LEPHALALE (miningweekly.com) – The JSE-listed diversified mining company Exxaro on Thursday took its coal business downstream in a move that has the potential to match the current earnings of its flagship Grootegeluk coal mine in the next five years.
In opening its R300-million, 140 000-t/y char plant in Lephalale, Exxaro CEO Sipho Nkosi told Mining Weekly Online: “We are today satisfying the South African government’s great passion to go downstream with locally mined products, to add value and to provide jobs in this country.”
Exxaro GM business growth Ernst Venter told Mining Weekly Online that char would add three times the value of coal and the company’s later envisaged move into market coke would add five times the value.
By 2014, going downstream would, in terms of earnings before interest and tax, equal what Exxaro currently achieved at Grootegeluk in the Waterberg coalfield.
Exxaro GM coal Mxolisi Mgojo said at the opening that the char would be sold to South Africa’s large ferrochrome market, which used a mixture of reductants, including coal, char and anthracite.
“By supplying reductants to the ferrochrome industry, we are supporting a key export market,” Mgojo told Mining Weekly Online.
The Lephalale mayor, Rosina Mogotlane, told Mining Weekly Online that most of Exxaro Grootegeluk’s 2 700-strong workforce came from communities in Lephalale.
“Conservatively, this means that more that 10 000 people benefit each month,” Mogotlane said, adding that mining had been the single biggest source of transformation in South Africa.
Venter said that the company envisaged doubling its char production to 280 000 t/y in 2011 and producing 500 000 t/y of higher-value market coke by 2012, which would itself be further doubled to a million tons of market coke a year.
Merrill Lunch resources analyst Shaylen Trikamjee approved of Exxaro's decision to go downstream.
"Using their strength in coal to access their downstream markets is very positive," Trikamjee told Mining Weekly Online.

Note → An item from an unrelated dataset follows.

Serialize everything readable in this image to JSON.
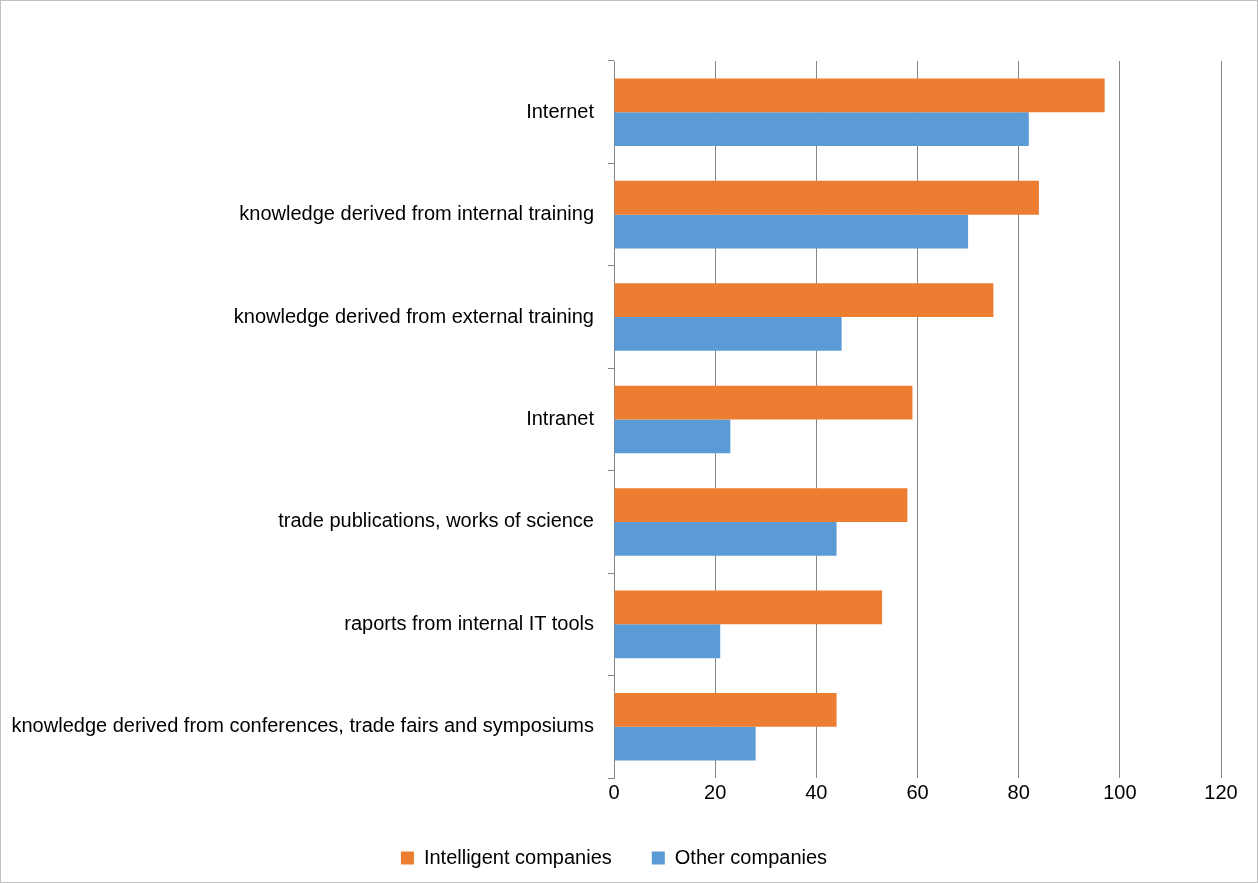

Another analyst, who as also part of the large contingent of media and analyst personnel on a visit to Exxaro's Waterberg coal operations, said he had come on the visit opposed to Exxaro wanting to go downstream, but was returning home enthusiastically in favour of the idea.
"I calculate that the downstream investment will pay for itself in three years," he said, adding that the business case was compelling.
Another analyst said that the company's growing investment in coal could signal that it was ready to shed its struggling stakes in zinc and mineral sands and use those funds to optimise its position in coal.
Exxaro would be spending at least R30-billion-plus in a development plan for the Waterberg coalfield, which would include the building of three new coal mines, two of them greenfield projects and one in joint venture with Sasol, which intends building the large fuel-from-coal Mafutha project in the area.
Eskom is investing R120-billion in the new Medupi power station, to which Exxaro will supply 14,9-mllion tons of coal a year as part of a R9-billion Grootegeluk Medupi coal expansion.
Exxaro also has plans to cogenerate its own electricity in order to protect itself from the rise in the power price.